The synthetic division table is:
$$ \begin{array}{c|rrrr}5&2&-9&-6&5\\& & 10& 5& \color{black}{-5} \\ \hline &\color{blue}{2}&\color{blue}{1}&\color{blue}{-1}&\color{orangered}{0} \end{array} $$The solution is:
$$ \frac{ 2x^{3}-9x^{2}-6x+5 }{ x-5 } = \color{blue}{2x^{2}+x-1} $$Step 1 : Write down the coefficients of the dividend into division table. Put the zero from $ x -5 = 0 $ ( $ x = \color{blue}{ 5 } $ ) at the left.
$$ \begin{array}{c|rrrr}\color{blue}{5}&2&-9&-6&5\\& & & & \\ \hline &&&& \end{array} $$Step 1 : Bring down the leading coefficient to the bottom row.
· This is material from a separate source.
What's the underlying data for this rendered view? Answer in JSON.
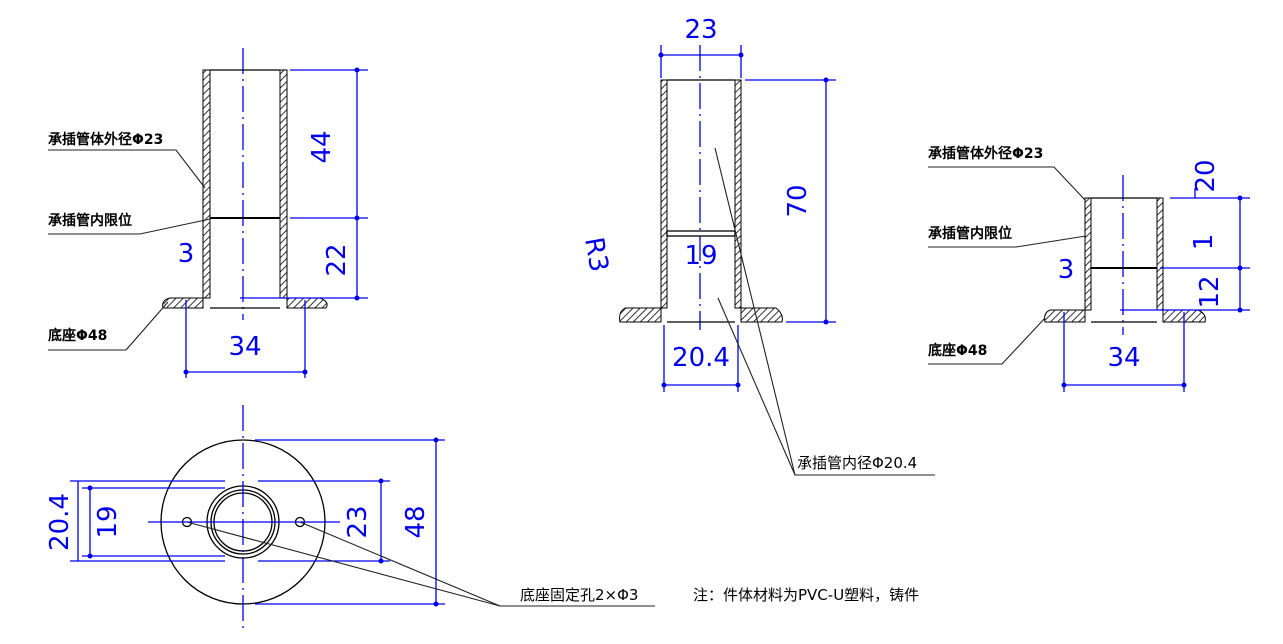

$$ \begin{array}{c|rrrr}5&\color{orangered}{ 2 }&-9&-6&5\\& & & & \\ \hline &\color{orangered}{2}&&& \end{array} $$Step 2 : Multiply by the number on the left, and carry the result into the next column: $ \color{blue}{ 5 } \cdot \color{blue}{ 2 } = \color{blue}{ 10 } $.
$$ \begin{array}{c|rrrr}\color{blue}{5}&2&-9&-6&5\\& & \color{blue}{10} & & \\ \hline &\color{blue}{2}&&& \end{array} $$Step 3 : Add down last column: $ \color{orangered}{ -9 } + \color{orangered}{ 10 } = \color{orangered}{ 1 } $
$$ \begin{array}{c|rrrr}5&2&\color{orangered}{ -9 }&-6&5\\& & \color{orangered}{10} & & \\ \hline &2&\color{orangered}{1}&& \end{array} $$Step 4 : Multiply by the number on the left, and carry the result into the next column: $ \color{blue}{ 5 } \cdot \color{blue}{ 1 } = \color{blue}{ 5 } $.
$$ \begin{array}{c|rrrr}\color{blue}{5}&2&-9&-6&5\\& & 10& \color{blue}{5} & \\ \hline &2&\color{blue}{1}&& \end{array} $$Step 5 : Add down last column: $ \color{orangered}{ -6 } + \color{orangered}{ 5 } = \color{orangered}{ -1 } $
$$ \begin{array}{c|rrrr}5&2&-9&\color{orangered}{ -6 }&5\\& & 10& \color{orangered}{5} & \\ \hline &2&1&\color{orangered}{-1}& \end{array} $$Step 6 : Multiply by the number on the left, and carry the result into the next column: $ \color{blue}{ 5 } \cdot \color{blue}{ \left( -1 \right) } = \color{blue}{ -5 } $.
$$ \begin{array}{c|rrrr}\color{blue}{5}&2&-9&-6&5\\& & 10& 5& \color{blue}{-5} \\ \hline &2&1&\color{blue}{-1}& \end{array} $$Step 7 : Add down last column: $ \color{orangered}{ 5 } + \color{orangered}{ \left( -5 \right) } = \color{orangered}{ 0 } $
$$ \begin{array}{c|rrrr}5&2&-9&-6&\color{orangered}{ 5 }\\& & 10& 5& \color{orangered}{-5} \\ \hline &\color{blue}{2}&\color{blue}{1}&\color{blue}{-1}&\color{orangered}{0} \end{array} $$Bottom line represents the quotient $ \color{blue}{ 2x^{2}+x-1 } $ with a remainder of $ \color{red}{ 0 } $.